CS departments should offer interventions that measurably reach advantaged and less-advantaged students equally.
Researchers are still working to understand why MOOCs fail students from less-advantaged backgrounds. Access is part of the problem. An experiment offering Udacity MOOCs to San Jose State University students was ended early because the online students had disappointing performance compared to the face-to-face students. Part of the problem there was that the online students did not always have access to broadband Internet when at home. Other researchers are exploring the use of "nudges" to convince students they can succeed and MOOCs are worth the effort.
We do not believe MOOCs are fundamentally unsuited to struggling learners. We need to continue the design work to make scalable MOOC or MOOC-like solutions work more effectively for less-advantaged students. We also need to design and offer non-MOOC alternatives for students who need greater support.
Our Proposal: Match the Learning Opportunities
We propose that CS departments who offer MOOCs must balance the opportunities they are offering to advantaged students (like MOOCs) by pairing them with opportunities for less-advantaged students. CS MOOCs fill a need and should be offered and even expanded. But they do not meet the definition of Rawlsian justice. CS departments should offer interventions that measurably reach advantaged and less-advantaged students equally. Dollar for dollar, student for student, initiatives that reach more advantaged students need to be matched with those that reach less-advantaged ones.

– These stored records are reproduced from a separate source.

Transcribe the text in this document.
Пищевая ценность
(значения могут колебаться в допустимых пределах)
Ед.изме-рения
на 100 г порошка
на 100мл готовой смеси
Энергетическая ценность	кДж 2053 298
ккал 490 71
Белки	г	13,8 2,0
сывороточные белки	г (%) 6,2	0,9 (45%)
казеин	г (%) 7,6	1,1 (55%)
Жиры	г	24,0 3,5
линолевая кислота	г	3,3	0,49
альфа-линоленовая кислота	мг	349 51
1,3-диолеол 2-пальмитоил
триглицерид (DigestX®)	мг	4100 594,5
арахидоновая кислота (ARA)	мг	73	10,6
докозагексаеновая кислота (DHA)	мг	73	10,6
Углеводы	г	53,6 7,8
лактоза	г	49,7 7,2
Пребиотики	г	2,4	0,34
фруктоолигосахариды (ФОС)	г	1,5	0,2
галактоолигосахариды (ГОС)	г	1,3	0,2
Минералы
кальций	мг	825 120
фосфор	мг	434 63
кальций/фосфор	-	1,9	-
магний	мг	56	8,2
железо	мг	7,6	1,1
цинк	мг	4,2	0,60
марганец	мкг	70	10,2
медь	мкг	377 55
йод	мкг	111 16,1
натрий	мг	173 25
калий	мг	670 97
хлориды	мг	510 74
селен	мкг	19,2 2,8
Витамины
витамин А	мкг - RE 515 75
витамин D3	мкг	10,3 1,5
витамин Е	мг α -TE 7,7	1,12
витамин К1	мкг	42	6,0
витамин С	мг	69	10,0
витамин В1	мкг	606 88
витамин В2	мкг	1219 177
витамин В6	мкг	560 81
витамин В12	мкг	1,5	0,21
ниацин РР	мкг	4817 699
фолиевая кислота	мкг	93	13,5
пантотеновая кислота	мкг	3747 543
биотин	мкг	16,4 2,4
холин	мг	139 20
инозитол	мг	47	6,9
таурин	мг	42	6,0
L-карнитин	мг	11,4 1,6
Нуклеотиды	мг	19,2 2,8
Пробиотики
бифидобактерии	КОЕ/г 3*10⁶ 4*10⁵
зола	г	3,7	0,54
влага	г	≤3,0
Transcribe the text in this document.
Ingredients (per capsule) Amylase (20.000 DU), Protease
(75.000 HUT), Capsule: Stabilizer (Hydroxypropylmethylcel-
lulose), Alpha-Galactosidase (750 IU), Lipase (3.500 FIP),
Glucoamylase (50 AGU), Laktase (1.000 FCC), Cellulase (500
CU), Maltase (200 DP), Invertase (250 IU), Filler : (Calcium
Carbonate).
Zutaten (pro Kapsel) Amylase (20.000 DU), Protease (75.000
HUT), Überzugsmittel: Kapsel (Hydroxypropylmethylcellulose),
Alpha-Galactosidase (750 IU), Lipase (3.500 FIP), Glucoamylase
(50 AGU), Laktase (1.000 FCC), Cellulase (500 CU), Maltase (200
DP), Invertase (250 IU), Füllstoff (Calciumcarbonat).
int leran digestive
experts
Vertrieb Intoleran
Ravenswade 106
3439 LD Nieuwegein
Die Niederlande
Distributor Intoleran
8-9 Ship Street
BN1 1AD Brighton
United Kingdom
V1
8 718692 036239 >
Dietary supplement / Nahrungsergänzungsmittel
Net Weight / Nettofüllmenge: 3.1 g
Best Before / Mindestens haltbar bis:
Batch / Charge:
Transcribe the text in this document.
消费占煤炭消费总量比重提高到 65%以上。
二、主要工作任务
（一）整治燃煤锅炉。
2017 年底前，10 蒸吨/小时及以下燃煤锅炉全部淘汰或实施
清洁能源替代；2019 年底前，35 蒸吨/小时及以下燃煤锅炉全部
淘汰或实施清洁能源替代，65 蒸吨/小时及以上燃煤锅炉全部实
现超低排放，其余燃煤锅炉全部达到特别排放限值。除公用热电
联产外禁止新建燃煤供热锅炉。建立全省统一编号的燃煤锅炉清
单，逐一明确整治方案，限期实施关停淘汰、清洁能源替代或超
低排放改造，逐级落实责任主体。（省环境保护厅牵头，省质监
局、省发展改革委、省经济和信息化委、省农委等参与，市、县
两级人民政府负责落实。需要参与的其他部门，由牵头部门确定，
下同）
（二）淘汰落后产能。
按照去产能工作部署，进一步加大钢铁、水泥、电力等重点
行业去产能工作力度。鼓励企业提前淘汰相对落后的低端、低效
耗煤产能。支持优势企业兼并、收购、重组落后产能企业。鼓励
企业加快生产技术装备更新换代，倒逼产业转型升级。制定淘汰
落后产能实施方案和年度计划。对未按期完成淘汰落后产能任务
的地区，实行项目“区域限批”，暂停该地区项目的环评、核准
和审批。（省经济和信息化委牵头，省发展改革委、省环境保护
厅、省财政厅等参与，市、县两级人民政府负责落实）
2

The U.S. National Science Foundation has launched a new pilot effort to expand engagement in broadening participation in computing (BPC) activities by awardees in their Computer and Information Science and Engineering (CISE) directorate.c They aim to increase the number of computer scientists who are working to make computing education more accessible. Some CISE proposals already require BPC plans, and more proposals will be required in the future. Proposal writers will be provided a set of resources, and they will be encouraged to participate in meaningful activities that have successfully reached underrepresented populations. Example programs include the Distributed Research Experiences for Undergraduates (DREU) programd from the Computing Research Association’s Committee on the Status of Women in Computing Research (CRA-W) and the NCWIT Aspirations award.e There are things we can do that have a measurable impact on increasing equitable access to computing education, and it is the responsibility of the entire CS community to do them and assess whether they are working.
Conclusion
CS learning opportunities are highly sought after. CS departments have an ethical obligation to ensure access to these opportunities is equitable. We propose the use of empirical measures, to ensure we are reaching advantaged and less-advantaged students equally.